Cadbury Egg Chocolate Brownies (Printable)

Fudgy chocolate brownies studded with Cadbury mini eggs and topped with a crunchy chocolate crumble.

# What You'll Need:

→ Chocolate Brownie Base

01 - 7 oz dark chocolate, chopped
02 - ½ cup unsalted butter, cubed
03 - 1 cup granulated sugar
04 - ½ cup light brown sugar
05 - 3 large eggs
06 - 1 teaspoon vanilla extract
07 - 1 cup all-purpose flour
08 - ¼ cup unsweetened cocoa powder
09 - ½ teaspoon salt
10 - ¾ cup Cadbury mini eggs, halved or crushed

→ Crumbled Chocolate Topping

11 - ¼ cup unsalted butter, melted
12 - ½ cup all-purpose flour
13 - 2 tablespoons light brown sugar
14 - 2 tablespoons unsweetened cocoa powder
15 - ¼ cup dark or milk chocolate, finely chopped
16 - ⅓ cup Cadbury mini eggs, roughly crushed

# How to Make It:

01 - Preheat oven to 350°F. Line a 9-inch square baking pan with parchment paper, leaving overhang for easy removal.
02 - In a heatproof bowl, melt the dark chocolate and butter together over simmering water or in the microwave in 30-second intervals, stirring until smooth. Allow to cool slightly.
03 - Whisk in granulated sugar and brown sugar until combined. Add eggs one at a time, whisking thoroughly after each addition. Stir in vanilla extract.
04 - Sift in flour, cocoa powder, and salt. Fold together gently until just combined, avoiding overmixing.
05 - Fold in halved or crushed Cadbury mini eggs. Spread brownie batter evenly into the prepared pan.
06 - Mix melted butter, flour, brown sugar, and cocoa powder in a bowl until crumbs form. Stir in chopped chocolate and crushed mini eggs.
07 - Sprinkle crumble topping evenly over brownie batter.
08 - Bake for 28 to 32 minutes, or until edges are set and a skewer inserted in the center comes out with few moist crumbs.
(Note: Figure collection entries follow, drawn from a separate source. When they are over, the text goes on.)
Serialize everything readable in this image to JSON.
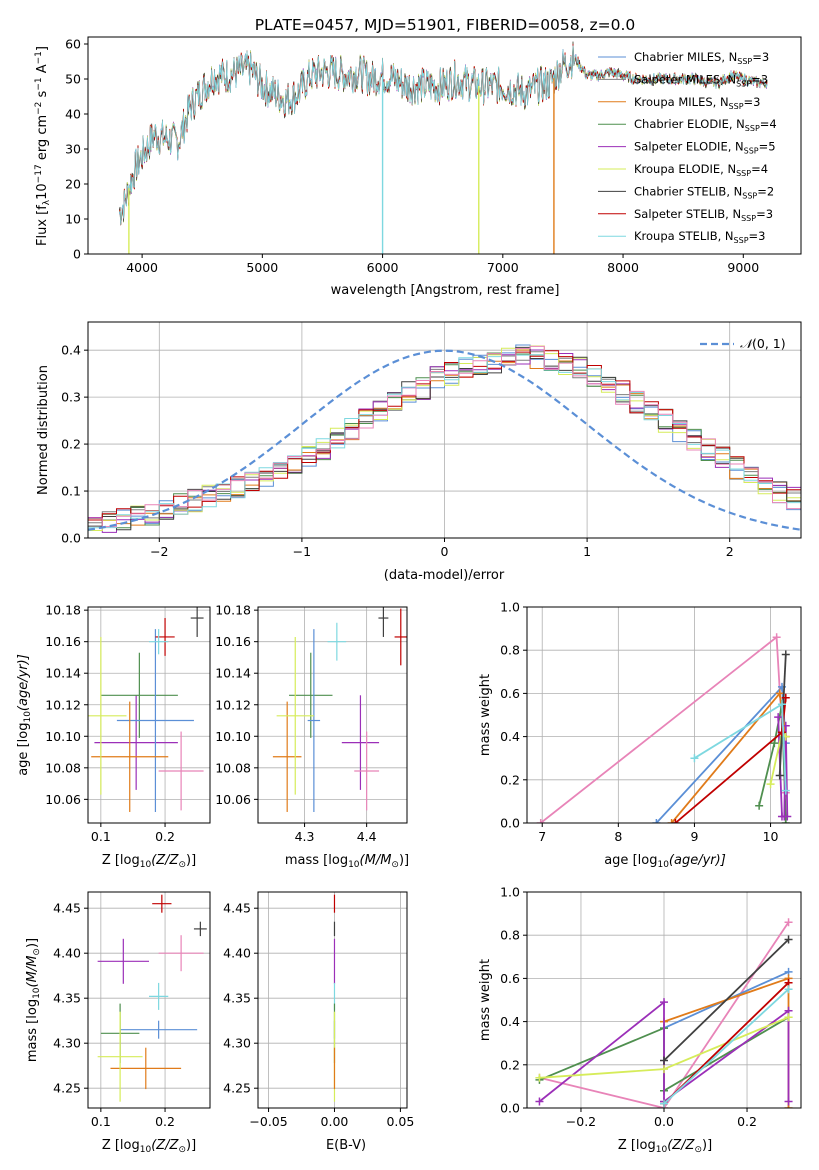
{
  "colors": {
    "chabrier_miles": "#5b8fd6",
    "salpeter_miles": "#7f7f7f",
    "kroupa_miles": "#e07b1a",
    "chabrier_elodie": "#4f8f4f",
    "salpeter_elodie": "#9b2fb8",
    "kroupa_elodie": "#d6ec5a",
    "chabrier_stelib": "#404040",
    "salpeter_stelib": "#c00000",
    "kroupa_stelib": "#7ed8e0",
    "extra_pink": "#e884b8",
    "gaussian": "#5b8fd6"
  },
  "chart_data": [
    {
      "id": "spectrum",
      "type": "line",
      "title": "PLATE=0457, MJD=51901, FIBERID=0058, z=0.0",
      "xlabel": "wavelength [Angstrom, rest frame]",
      "ylabel": "Flux [f$_\\lambda$10$^{-17}$ erg cm$^{-2}$ s$^{-1}$ A$^{-1}$]",
      "ylabel_parts": {
        "a": "Flux [f",
        "b": "λ",
        "c": "10",
        "d": "−17",
        "e": " erg cm",
        "f": "−2",
        "g": " s",
        "h": "−1",
        "i": " A",
        "j": "−1",
        "k": "]"
      },
      "xlim": [
        3550,
        9480
      ],
      "ylim": [
        0,
        62
      ],
      "xticks": [
        4000,
        5000,
        6000,
        7000,
        8000,
        9000
      ],
      "yticks": [
        0,
        10,
        20,
        30,
        40,
        50,
        60
      ],
      "legend_position": "right",
      "continuum": {
        "x": [
          3810,
          3850,
          3900,
          3950,
          4000,
          4100,
          4200,
          4300,
          4400,
          4500,
          4600,
          4700,
          4800,
          4900,
          5000,
          5100,
          5200,
          5300,
          5400,
          5500,
          5600,
          5700,
          5800,
          5900,
          6000,
          6100,
          6200,
          6300,
          6400,
          6500,
          6600,
          6700,
          6800,
          6900,
          7000,
          7100,
          7200,
          7300,
          7400,
          7500,
          7600,
          7700,
          7800,
          7900,
          8000,
          8100,
          8200,
          8300,
          8400,
          8500,
          8600,
          8700,
          8800,
          8900,
          9000,
          9100,
          9200
        ],
        "y": [
          12,
          14,
          20,
          25,
          28,
          34,
          33,
          32,
          42,
          47,
          51,
          51,
          52,
          53,
          48,
          46,
          44,
          46,
          51,
          52,
          52,
          51,
          52,
          50,
          51,
          50,
          48,
          48,
          48,
          48,
          50,
          49,
          48,
          48,
          48,
          47,
          46,
          48,
          49,
          54,
          56,
          51,
          51,
          52,
          51,
          50,
          50,
          50,
          50,
          50,
          50,
          49,
          49,
          51,
          50,
          49,
          49
        ]
      },
      "series": [
        {
          "name_main": "Chabrier MILES, N",
          "name_sub": "SSP",
          "name_tail": "=3",
          "color_key": "chabrier_miles"
        },
        {
          "name_main": "Salpeter MILES, N",
          "name_sub": "SSP",
          "name_tail": "=3",
          "color_key": "salpeter_miles"
        },
        {
          "name_main": "Kroupa MILES, N",
          "name_sub": "SSP",
          "name_tail": "=3",
          "color_key": "kroupa_miles"
        },
        {
          "name_main": "Chabrier ELODIE, N",
          "name_sub": "SSP",
          "name_tail": "=4",
          "color_key": "chabrier_elodie"
        },
        {
          "name_main": "Salpeter ELODIE, N",
          "name_sub": "SSP",
          "name_tail": "=5",
          "color_key": "salpeter_elodie"
        },
        {
          "name_main": "Kroupa ELODIE, N",
          "name_sub": "SSP",
          "name_tail": "=4",
          "color_key": "kroupa_elodie"
        },
        {
          "name_main": "Chabrier STELIB, N",
          "name_sub": "SSP",
          "name_tail": "=2",
          "color_key": "chabrier_stelib"
        },
        {
          "name_main": "Salpeter STELIB, N",
          "name_sub": "SSP",
          "name_tail": "=3",
          "color_key": "salpeter_stelib"
        },
        {
          "name_main": "Kroupa STELIB, N",
          "name_sub": "SSP",
          "name_tail": "=3",
          "color_key": "kroupa_stelib"
        }
      ],
      "drops": [
        {
          "x": 3890,
          "color_key": "kroupa_elodie"
        },
        {
          "x": 6000,
          "color_key": "kroupa_stelib"
        },
        {
          "x": 6800,
          "color_key": "kroupa_elodie"
        },
        {
          "x": 7425,
          "color_key": "kroupa_miles"
        }
      ]
    },
    {
      "id": "residuals",
      "type": "area",
      "xlabel": "(data-model)/error",
      "ylabel": "Normed distribution",
      "xlim": [
        -2.5,
        2.5
      ],
      "ylim": [
        0,
        0.46
      ],
      "xticks": [
        -2,
        -1,
        0,
        1,
        2
      ],
      "yticks": [
        0.0,
        0.1,
        0.2,
        0.3,
        0.4
      ],
      "grid": true,
      "legend_position": "top-right",
      "legend": {
        "prefix": "𝒩",
        "args": "(0, 1)"
      },
      "bin_width": 0.1,
      "bin_start": -2.5,
      "base_histogram": [
        0.03,
        0.035,
        0.04,
        0.045,
        0.05,
        0.06,
        0.07,
        0.08,
        0.09,
        0.1,
        0.11,
        0.12,
        0.13,
        0.145,
        0.16,
        0.175,
        0.19,
        0.21,
        0.23,
        0.25,
        0.27,
        0.29,
        0.31,
        0.32,
        0.34,
        0.35,
        0.36,
        0.37,
        0.375,
        0.38,
        0.39,
        0.385,
        0.38,
        0.37,
        0.36,
        0.345,
        0.33,
        0.31,
        0.29,
        0.27,
        0.25,
        0.23,
        0.21,
        0.19,
        0.17,
        0.15,
        0.13,
        0.115,
        0.1,
        0.085,
        0.07,
        0.06,
        0.05,
        0.045,
        0.04,
        0.035,
        0.03,
        0.028,
        0.025,
        0.022
      ],
      "series_color_keys": [
        "chabrier_miles",
        "salpeter_miles",
        "kroupa_miles",
        "chabrier_elodie",
        "salpeter_elodie",
        "kroupa_elodie",
        "chabrier_stelib",
        "salpeter_stelib",
        "kroupa_stelib",
        "extra_pink"
      ]
    },
    {
      "id": "age_vs_z",
      "type": "scatter",
      "xlabel": "Z [log$_{10}$(Z/Z$_\\odot$)]",
      "ylabel": "age  [log$_{10}$(age/yr)]",
      "xlim": [
        0.08,
        0.27
      ],
      "ylim": [
        10.045,
        10.182
      ],
      "xticks": [
        0.1,
        0.2
      ],
      "yticks": [
        10.06,
        10.08,
        10.1,
        10.12,
        10.14,
        10.16,
        10.18
      ],
      "grid": true,
      "points": [
        {
          "x": 0.155,
          "y": 10.096,
          "xerr": 0.065,
          "yerr": 0.03,
          "color_key": "salpeter_elodie"
        },
        {
          "x": 0.16,
          "y": 10.126,
          "xerr": 0.06,
          "yerr": 0.027,
          "color_key": "chabrier_elodie"
        },
        {
          "x": 0.185,
          "y": 10.11,
          "xerr": 0.06,
          "yerr": 0.058,
          "color_key": "chabrier_miles"
        },
        {
          "x": 0.145,
          "y": 10.087,
          "xerr": 0.06,
          "yerr": 0.035,
          "color_key": "kroupa_miles"
        },
        {
          "x": 0.1,
          "y": 10.113,
          "xerr": 0.04,
          "yerr": 0.05,
          "color_key": "kroupa_elodie"
        },
        {
          "x": 0.225,
          "y": 10.078,
          "xerr": 0.035,
          "yerr": 0.025,
          "color_key": "extra_pink"
        },
        {
          "x": 0.2,
          "y": 10.163,
          "xerr": 0.015,
          "yerr": 0.012,
          "color_key": "salpeter_stelib"
        },
        {
          "x": 0.25,
          "y": 10.175,
          "xerr": 0.01,
          "yerr": 0.012,
          "color_key": "chabrier_stelib"
        },
        {
          "x": 0.19,
          "y": 10.16,
          "xerr": 0.015,
          "yerr": 0.008,
          "color_key": "kroupa_stelib"
        }
      ]
    },
    {
      "id": "age_vs_mass",
      "type": "scatter",
      "xlabel": "mass [log$_{10}$(M/M$_\\odot$)]",
      "xlim": [
        4.225,
        4.465
      ],
      "ylim": [
        10.045,
        10.182
      ],
      "xticks": [
        4.3,
        4.4
      ],
      "yticks": [
        10.06,
        10.08,
        10.1,
        10.12,
        10.14,
        10.16,
        10.18
      ],
      "grid": true,
      "points": [
        {
          "x": 4.39,
          "y": 10.096,
          "xerr": 0.03,
          "yerr": 0.03,
          "color_key": "salpeter_elodie"
        },
        {
          "x": 4.31,
          "y": 10.126,
          "xerr": 0.035,
          "yerr": 0.027,
          "color_key": "chabrier_elodie"
        },
        {
          "x": 4.315,
          "y": 10.11,
          "xerr": 0.01,
          "yerr": 0.058,
          "color_key": "chabrier_miles"
        },
        {
          "x": 4.272,
          "y": 10.087,
          "xerr": 0.023,
          "yerr": 0.035,
          "color_key": "kroupa_miles"
        },
        {
          "x": 4.285,
          "y": 10.113,
          "xerr": 0.03,
          "yerr": 0.05,
          "color_key": "kroupa_elodie"
        },
        {
          "x": 4.4,
          "y": 10.078,
          "xerr": 0.02,
          "yerr": 0.025,
          "color_key": "extra_pink"
        },
        {
          "x": 4.455,
          "y": 10.163,
          "xerr": 0.01,
          "yerr": 0.018,
          "color_key": "salpeter_stelib"
        },
        {
          "x": 4.427,
          "y": 10.175,
          "xerr": 0.008,
          "yerr": 0.012,
          "color_key": "chabrier_stelib"
        },
        {
          "x": 4.352,
          "y": 10.16,
          "xerr": 0.015,
          "yerr": 0.012,
          "color_key": "kroupa_stelib"
        }
      ]
    },
    {
      "id": "weight_vs_age",
      "type": "line",
      "xlabel": "age  [log$_{10}$(age/yr)]",
      "ylabel": "mass weight",
      "xlim": [
        6.8,
        10.4
      ],
      "ylim": [
        0,
        1.0
      ],
      "xticks": [
        7,
        8,
        9,
        10
      ],
      "yticks": [
        0.0,
        0.2,
        0.4,
        0.6,
        0.8,
        1.0
      ],
      "grid": true,
      "series": [
        {
          "color_key": "extra_pink",
          "x": [
            6.98,
            10.08,
            10.2
          ],
          "y": [
            0.0,
            0.86,
            0.14
          ]
        },
        {
          "color_key": "chabrier_miles",
          "x": [
            8.5,
            10.15,
            10.2
          ],
          "y": [
            0.0,
            0.63,
            0.37
          ]
        },
        {
          "color_key": "kroupa_miles",
          "x": [
            8.7,
            10.12,
            10.2
          ],
          "y": [
            0.0,
            0.6,
            0.4
          ]
        },
        {
          "color_key": "chabrier_elodie",
          "x": [
            9.85,
            10.05,
            10.15,
            10.2
          ],
          "y": [
            0.08,
            0.37,
            0.55,
            0.0
          ]
        },
        {
          "color_key": "salpeter_elodie",
          "x": [
            10.1,
            10.15,
            10.18,
            10.2,
            10.22
          ],
          "y": [
            0.49,
            0.03,
            0.03,
            0.45,
            0.03
          ]
        },
        {
          "color_key": "kroupa_elodie",
          "x": [
            10.0,
            10.15,
            10.2
          ],
          "y": [
            0.18,
            0.42,
            0.4
          ]
        },
        {
          "color_key": "chabrier_stelib",
          "x": [
            10.12,
            10.2
          ],
          "y": [
            0.22,
            0.78
          ]
        },
        {
          "color_key": "salpeter_stelib",
          "x": [
            8.75,
            10.15,
            10.2
          ],
          "y": [
            0.0,
            0.42,
            0.58
          ]
        },
        {
          "color_key": "kroupa_stelib",
          "x": [
            9.0,
            10.15,
            10.2
          ],
          "y": [
            0.3,
            0.55,
            0.15
          ]
        }
      ]
    },
    {
      "id": "mass_vs_z",
      "type": "scatter",
      "xlabel": "Z [log$_{10}$(Z/Z$_\\odot$)]",
      "ylabel": "mass [log$_{10}$(M/M$_\\odot$)]",
      "xlim": [
        0.08,
        0.27
      ],
      "ylim": [
        4.228,
        4.468
      ],
      "xticks": [
        0.1,
        0.2
      ],
      "yticks": [
        4.25,
        4.3,
        4.35,
        4.4,
        4.45
      ],
      "grid": true,
      "points": [
        {
          "x": 0.135,
          "y": 4.391,
          "xerr": 0.04,
          "yerr": 0.025,
          "color_key": "salpeter_elodie"
        },
        {
          "x": 0.13,
          "y": 4.311,
          "xerr": 0.03,
          "yerr": 0.033,
          "color_key": "chabrier_elodie"
        },
        {
          "x": 0.19,
          "y": 4.315,
          "xerr": 0.06,
          "yerr": 0.01,
          "color_key": "chabrier_miles"
        },
        {
          "x": 0.17,
          "y": 4.272,
          "xerr": 0.055,
          "yerr": 0.023,
          "color_key": "kroupa_miles"
        },
        {
          "x": 0.13,
          "y": 4.285,
          "xerr": 0.035,
          "yerr": 0.05,
          "color_key": "kroupa_elodie"
        },
        {
          "x": 0.225,
          "y": 4.4,
          "xerr": 0.035,
          "yerr": 0.02,
          "color_key": "extra_pink"
        },
        {
          "x": 0.195,
          "y": 4.455,
          "xerr": 0.015,
          "yerr": 0.01,
          "color_key": "salpeter_stelib"
        },
        {
          "x": 0.255,
          "y": 4.427,
          "xerr": 0.01,
          "yerr": 0.008,
          "color_key": "chabrier_stelib"
        },
        {
          "x": 0.19,
          "y": 4.352,
          "xerr": 0.015,
          "yerr": 0.015,
          "color_key": "kroupa_stelib"
        }
      ]
    },
    {
      "id": "mass_vs_ebv",
      "type": "scatter",
      "xlabel": "E(B-V)",
      "xlim": [
        -0.058,
        0.055
      ],
      "ylim": [
        4.228,
        4.468
      ],
      "xticks": [
        -0.05,
        0.0,
        0.05
      ],
      "xtick_labels": [
        "−0.05",
        "0.00",
        "0.05"
      ],
      "yticks": [
        4.25,
        4.3,
        4.35,
        4.4,
        4.45
      ],
      "grid": true,
      "points": [
        {
          "x": 0.0,
          "y": 4.455,
          "yerr": 0.01,
          "color_key": "salpeter_stelib"
        },
        {
          "x": 0.0,
          "y": 4.427,
          "yerr": 0.008,
          "color_key": "chabrier_stelib"
        },
        {
          "x": 0.0,
          "y": 4.391,
          "yerr": 0.025,
          "color_key": "salpeter_elodie"
        },
        {
          "x": 0.0,
          "y": 4.352,
          "yerr": 0.015,
          "color_key": "kroupa_stelib"
        },
        {
          "x": 0.0,
          "y": 4.315,
          "yerr": 0.01,
          "color_key": "chabrier_miles"
        },
        {
          "x": 0.0,
          "y": 4.311,
          "yerr": 0.033,
          "color_key": "chabrier_elodie"
        },
        {
          "x": 0.0,
          "y": 4.285,
          "yerr": 0.05,
          "color_key": "kroupa_elodie"
        },
        {
          "x": 0.0,
          "y": 4.272,
          "yerr": 0.023,
          "color_key": "kroupa_miles"
        }
      ]
    },
    {
      "id": "weight_vs_z",
      "type": "line",
      "xlabel": "Z [log$_{10}$(Z/Z$_\\odot$)]",
      "ylabel": "mass weight",
      "xlim": [
        -0.33,
        0.33
      ],
      "ylim": [
        0,
        1.0
      ],
      "xticks": [
        -0.2,
        0.0,
        0.2
      ],
      "xtick_labels": [
        "−0.2",
        "0.0",
        "0.2"
      ],
      "yticks": [
        0.0,
        0.2,
        0.4,
        0.6,
        0.8,
        1.0
      ],
      "grid": true,
      "series": [
        {
          "color_key": "extra_pink",
          "x": [
            -0.3,
            0.0,
            0.3
          ],
          "y": [
            0.14,
            0.0,
            0.86
          ]
        },
        {
          "color_key": "chabrier_miles",
          "x": [
            0.0,
            0.3
          ],
          "y": [
            0.37,
            0.63
          ]
        },
        {
          "color_key": "kroupa_miles",
          "x": [
            0.0,
            0.3,
            0.3
          ],
          "y": [
            0.4,
            0.6,
            0.0
          ]
        },
        {
          "color_key": "chabrier_elodie",
          "x": [
            -0.3,
            0.0,
            0.0,
            0.3
          ],
          "y": [
            0.13,
            0.37,
            0.08,
            0.42
          ]
        },
        {
          "color_key": "salpeter_elodie",
          "x": [
            -0.3,
            0.0,
            0.0,
            0.3,
            0.3
          ],
          "y": [
            0.03,
            0.49,
            0.03,
            0.45,
            0.03
          ]
        },
        {
          "color_key": "kroupa_elodie",
          "x": [
            -0.3,
            0.0,
            0.3
          ],
          "y": [
            0.14,
            0.18,
            0.42
          ]
        },
        {
          "color_key": "chabrier_stelib",
          "x": [
            0.0,
            0.3
          ],
          "y": [
            0.22,
            0.78
          ]
        },
        {
          "color_key": "salpeter_stelib",
          "x": [
            0.0,
            0.3
          ],
          "y": [
            0.02,
            0.58
          ]
        },
        {
          "color_key": "kroupa_stelib",
          "x": [
            0.0,
            0.3
          ],
          "y": [
            0.02,
            0.55
          ]
        }
      ]
    }
  ],
  "labels": {
    "title": "PLATE=0457, MJD=51901, FIBERID=0058, z=0.0",
    "spec_xlabel": "wavelength [Angstrom, rest frame]",
    "hist_xlabel": "(data-model)/error",
    "hist_ylabel": "Normed distribution",
    "z_prefix": "Z [log",
    "z_sub": "10",
    "z_paren": "(Z/Z",
    "z_odot": "⊙",
    "z_close": ")]",
    "age_prefix": "age  [log",
    "age_sub": "10",
    "age_mid": "(age/yr)]",
    "mass_prefix": "mass [log",
    "mass_sub": "10",
    "mass_paren": "(M/M",
    "mass_odot": "⊙",
    "mass_close": ")]",
    "ebv": "E(B-V)",
    "mass_weight": "mass weight"
  }
}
Avoid overbaking to maintain fudgy texture.
09 - Allow brownies to cool completely in the pan before lifting out and cutting into squares.

# Expert Advice:

01 -
  • The surprise bursts of creamy Cadbury chocolate throughout make every bite feel intentional, not accidental like mine was.
  • That crunchy topping adds textural contrast that keeps you coming back for another square even though you swore you'd stop.
  • They're fudgy, not cakey, and come together in under an hour if you've got your mise en place sorted.
02 -
  • Underbaking is your friend here, the skewer-with-moist-crumbs test is everything, because these brownies continue cooking slightly as they cool and become fudgier.
  • Don't fold the batter aggressively or you'll activate the gluten and end up with cake instead of that dense, fudgy texture you're after.
03 -
  • Use a kitchen scale for the chocolate, flour, and cocoa powder if you have one, because weight gives you consistency that volume measurements can't guarantee.
  • That chocolate-and-butter cooling step isn't just for show, it prevents the eggs from cooking on contact and gives you silky emulsion.